Covid 19 – Le retour !

Un titre qui fait penser à la suite d’un mauvais film.

La covid 19 revient, c’est un fait assuré. C’était un fait prévisible tant que nous n’aurons ni protocole de soin, ni vaccin.

Nos entreprises ont souffert et des professionnels de la photographie souffrent encore de cette crise, loin d’être terminée. Je parle des photographes de mariage, scolaires, corporates…

Pourquoi en sommes nous là ? Pour deux raisons majeures, aussi grave l’une que l’autre.

La première : un virus, nouveau, incontrôlable, contre lequel nous n’avions au début aucune information, aucune piste d’attaque pour soigner. Nous avons eu beaucoup de chance, en tant qu’espèce, que ce virus n’ait pas été plus méchant.

La deuxième : les mots vont être durs, même si ils sont à minorer par l’attitude des gens eux mêmes. Nos hommes politiques n’ont pas été à la hauteur sur le suivi humain de la crise après le dé-confinement. Quand je dis nos hommes politiques, je ne parle pas que du gouvernement, mais de l’ensemble de la classe politique qui n’a rien dit. Le masque aurait du être obligatoire à la sortie du confinement, dans la rue et les lieux publics. Malheureusement, un politique, tout cotés confondus, des extrêmes au centre, ne peut priver les électeurs de vacances et va donc utiliser une phrase teintée d’hypocrisie : s’en remettre à la responsabilité individuelle.

Bien entendu, les polémiques vont reprendre :

  • plus de tests donc plus de malades, c’est donc normal
  • les médecins se contredisent
  • On va avoir un vaccin bientôt
  • on en parle trop à la télé
  • ça touche que les personnes âgées ou prédisposées

Ce qui est important n’est pas le nombre de malades dépistés par les tests, mais le pourcentage de malades par rapport au nombre de gens testés, et celui-ci augmente, de même que les hospitalisations et les réanimations.

Certains médecins ont leur moment de gloire en passant à la télévision ou à la radio.

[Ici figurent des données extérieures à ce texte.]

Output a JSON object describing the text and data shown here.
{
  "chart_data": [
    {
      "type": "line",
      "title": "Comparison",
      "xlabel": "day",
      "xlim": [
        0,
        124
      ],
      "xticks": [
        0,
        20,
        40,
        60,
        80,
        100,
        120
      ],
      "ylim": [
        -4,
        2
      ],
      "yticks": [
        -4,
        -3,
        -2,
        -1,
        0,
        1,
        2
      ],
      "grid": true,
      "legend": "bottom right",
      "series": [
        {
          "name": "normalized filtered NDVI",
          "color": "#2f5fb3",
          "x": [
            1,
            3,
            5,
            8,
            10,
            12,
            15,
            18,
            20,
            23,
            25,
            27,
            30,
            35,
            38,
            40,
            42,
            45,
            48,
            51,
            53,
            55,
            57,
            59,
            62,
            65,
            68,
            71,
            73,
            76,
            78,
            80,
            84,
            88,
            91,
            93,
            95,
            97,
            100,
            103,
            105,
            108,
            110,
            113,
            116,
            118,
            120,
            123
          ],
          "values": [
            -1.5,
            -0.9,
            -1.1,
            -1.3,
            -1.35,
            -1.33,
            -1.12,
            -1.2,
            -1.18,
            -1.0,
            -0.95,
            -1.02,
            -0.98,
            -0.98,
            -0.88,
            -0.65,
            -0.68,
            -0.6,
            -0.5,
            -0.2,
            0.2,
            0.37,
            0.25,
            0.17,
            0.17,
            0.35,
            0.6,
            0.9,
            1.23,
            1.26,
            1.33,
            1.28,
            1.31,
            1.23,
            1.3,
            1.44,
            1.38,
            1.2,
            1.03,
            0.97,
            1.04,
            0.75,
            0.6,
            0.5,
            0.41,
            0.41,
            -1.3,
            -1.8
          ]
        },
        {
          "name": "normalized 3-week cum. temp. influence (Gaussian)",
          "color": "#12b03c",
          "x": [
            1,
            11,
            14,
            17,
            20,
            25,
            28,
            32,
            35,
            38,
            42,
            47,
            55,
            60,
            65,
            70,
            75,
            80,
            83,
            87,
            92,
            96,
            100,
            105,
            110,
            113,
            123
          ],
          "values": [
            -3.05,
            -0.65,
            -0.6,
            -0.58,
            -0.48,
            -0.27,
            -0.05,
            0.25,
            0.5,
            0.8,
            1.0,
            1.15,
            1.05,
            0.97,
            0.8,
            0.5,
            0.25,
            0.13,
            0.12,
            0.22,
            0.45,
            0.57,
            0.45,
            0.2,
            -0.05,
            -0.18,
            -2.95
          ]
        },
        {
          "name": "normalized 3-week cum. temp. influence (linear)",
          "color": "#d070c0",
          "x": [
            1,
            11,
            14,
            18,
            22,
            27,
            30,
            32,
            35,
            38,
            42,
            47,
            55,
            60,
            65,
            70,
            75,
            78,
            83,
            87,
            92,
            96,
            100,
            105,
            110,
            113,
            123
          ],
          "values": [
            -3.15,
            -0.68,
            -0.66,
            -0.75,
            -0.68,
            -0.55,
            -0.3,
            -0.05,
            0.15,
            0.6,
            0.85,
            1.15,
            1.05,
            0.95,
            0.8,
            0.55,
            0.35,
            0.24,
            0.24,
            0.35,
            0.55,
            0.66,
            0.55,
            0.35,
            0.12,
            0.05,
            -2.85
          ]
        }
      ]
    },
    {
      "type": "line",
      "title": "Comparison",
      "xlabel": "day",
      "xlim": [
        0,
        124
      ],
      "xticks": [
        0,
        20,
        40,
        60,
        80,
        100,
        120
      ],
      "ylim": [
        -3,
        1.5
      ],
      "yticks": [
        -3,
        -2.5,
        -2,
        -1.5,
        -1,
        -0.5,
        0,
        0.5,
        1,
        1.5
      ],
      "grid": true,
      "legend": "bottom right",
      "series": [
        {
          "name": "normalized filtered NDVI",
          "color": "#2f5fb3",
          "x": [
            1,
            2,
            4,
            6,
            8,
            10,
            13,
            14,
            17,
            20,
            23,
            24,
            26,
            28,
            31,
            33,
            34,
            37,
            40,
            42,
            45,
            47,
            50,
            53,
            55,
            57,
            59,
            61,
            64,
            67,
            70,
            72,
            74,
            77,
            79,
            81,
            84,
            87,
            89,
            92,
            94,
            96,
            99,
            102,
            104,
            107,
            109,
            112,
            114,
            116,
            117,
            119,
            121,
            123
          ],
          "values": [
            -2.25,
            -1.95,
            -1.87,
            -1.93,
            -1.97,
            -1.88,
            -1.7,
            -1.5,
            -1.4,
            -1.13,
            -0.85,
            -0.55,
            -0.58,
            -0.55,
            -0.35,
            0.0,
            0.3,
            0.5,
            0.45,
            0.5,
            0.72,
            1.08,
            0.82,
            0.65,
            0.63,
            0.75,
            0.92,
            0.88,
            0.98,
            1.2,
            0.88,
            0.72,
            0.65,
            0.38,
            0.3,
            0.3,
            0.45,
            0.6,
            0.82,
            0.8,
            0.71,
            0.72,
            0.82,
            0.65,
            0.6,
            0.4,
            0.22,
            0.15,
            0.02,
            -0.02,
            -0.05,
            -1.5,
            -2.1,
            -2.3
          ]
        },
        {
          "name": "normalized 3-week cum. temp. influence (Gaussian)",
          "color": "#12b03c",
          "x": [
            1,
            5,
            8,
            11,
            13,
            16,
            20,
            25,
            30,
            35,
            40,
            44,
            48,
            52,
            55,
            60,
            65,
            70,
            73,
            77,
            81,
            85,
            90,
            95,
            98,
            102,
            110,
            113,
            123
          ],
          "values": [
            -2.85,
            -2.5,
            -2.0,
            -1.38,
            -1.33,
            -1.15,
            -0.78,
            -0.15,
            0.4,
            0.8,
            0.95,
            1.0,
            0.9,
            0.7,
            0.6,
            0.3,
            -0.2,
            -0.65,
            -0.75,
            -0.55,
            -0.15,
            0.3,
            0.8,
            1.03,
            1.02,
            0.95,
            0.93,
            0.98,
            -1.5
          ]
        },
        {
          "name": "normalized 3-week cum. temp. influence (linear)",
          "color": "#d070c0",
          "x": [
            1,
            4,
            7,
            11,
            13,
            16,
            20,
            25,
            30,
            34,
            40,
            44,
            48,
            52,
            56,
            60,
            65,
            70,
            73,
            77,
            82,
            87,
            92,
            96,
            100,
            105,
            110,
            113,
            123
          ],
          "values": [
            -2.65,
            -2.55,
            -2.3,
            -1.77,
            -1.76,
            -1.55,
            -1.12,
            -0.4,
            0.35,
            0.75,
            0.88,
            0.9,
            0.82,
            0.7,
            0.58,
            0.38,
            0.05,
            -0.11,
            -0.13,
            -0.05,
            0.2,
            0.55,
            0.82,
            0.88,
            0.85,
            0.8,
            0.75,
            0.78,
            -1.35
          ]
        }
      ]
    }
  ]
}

Des généralistes deviennent infectiologues. Un médecin, même spécialisé, peut donner un avis un jour qui sera à modifier par la suite par les connaissances plus approfondies du virus.

Le vaccin : imaginons un vaccin pour le mois de novembre. Si la Chine lance une fabrication de vaccin, elle pourra produire un milliard de dose par an, chiffre colossal, à ramener aux presque 8 milliards d’habitants de notre Terre. 8 ans pour vacciner tout le monde. Qui vacciner en premier ? Ceux qui ont des hôpitaux ou ceux qui n’en ont pas ?

La télévision, et les médias en général. On en parle, oui. Est-ce qu’on écoute ? Quand un journal national d’importance nationale dit qu’il n’y a pas plus de mort dû au Covid au premier trimestre 2020 par rapport à 2019, les lecteurs généralisent l’info et crient au complot. Au premier trimestre, l’épidémie n’est pas engagée encore …

Cela ne touche que les personnes agées : rien que cela, c’est déjà trop mais pourtant, une adolescente de 16 ans en est morte en France, un jeune de 14 ans est en réanimation à Bordeaux. Des jeunes gens ont contractés la Covid et ont des séquelles. Ce n’est pas une maladie banale. Elle peut toucher vos proches, vos enfants.

Mais ce dont on ne parle pas, c’est que cela touche nos entreprises, et par la même, la vie de nos employés, de nos clients, de nos fournisseurs. C’est voir des entreprises stables, rentables, devenir fragiles, vulnérables, voir fermer.

La responsabilité individuelle ! C’est chez les autres que cela ferme, dommage …

Un client qui pert son emploi met mon entreprise en péril, et mes fournisseurs aussi qui eut même vont mettre en péril d’autres structures Et peut-être votre propre emploi.

Comment éviter cela ? En insistant sur les gestes barrières, les normes sanitaires dans les magasins, le port du masque Dans la rue, les transports, non pas dans de le cadre d’une responsabilité individuelle mais d’une responsabilité collective, quoique nous en pensions à titre individuel. C’est pénible de voir ses proches et de ne pas leur faire la bise, de ne pas serrer la main aux clients qu’on apprécie, de remplacer tout ces gestes tellement basiques par un simple regard par dessus un masque.

Ces propos ne sont pas ceux du président de la Chambre Syndicale de la Photographie Professionnelle, mais ceux d’un responsable d’entreprise, de quelqu’un qui aimerait que tout redevienne comme avant, d’un homme qui aimerait embrasser sa mère de 85 ans, de quelqu’un qui aimerait faire une bonne bouffe avec ses amis sans devoir penser à tout cela… De quelqu’un qui sait que ce ne sera pas pour tout de suite et qu’il peut, à son petit niveau, proteger les autres en faisant attention à eux par des gestes simples et en avançant masqué.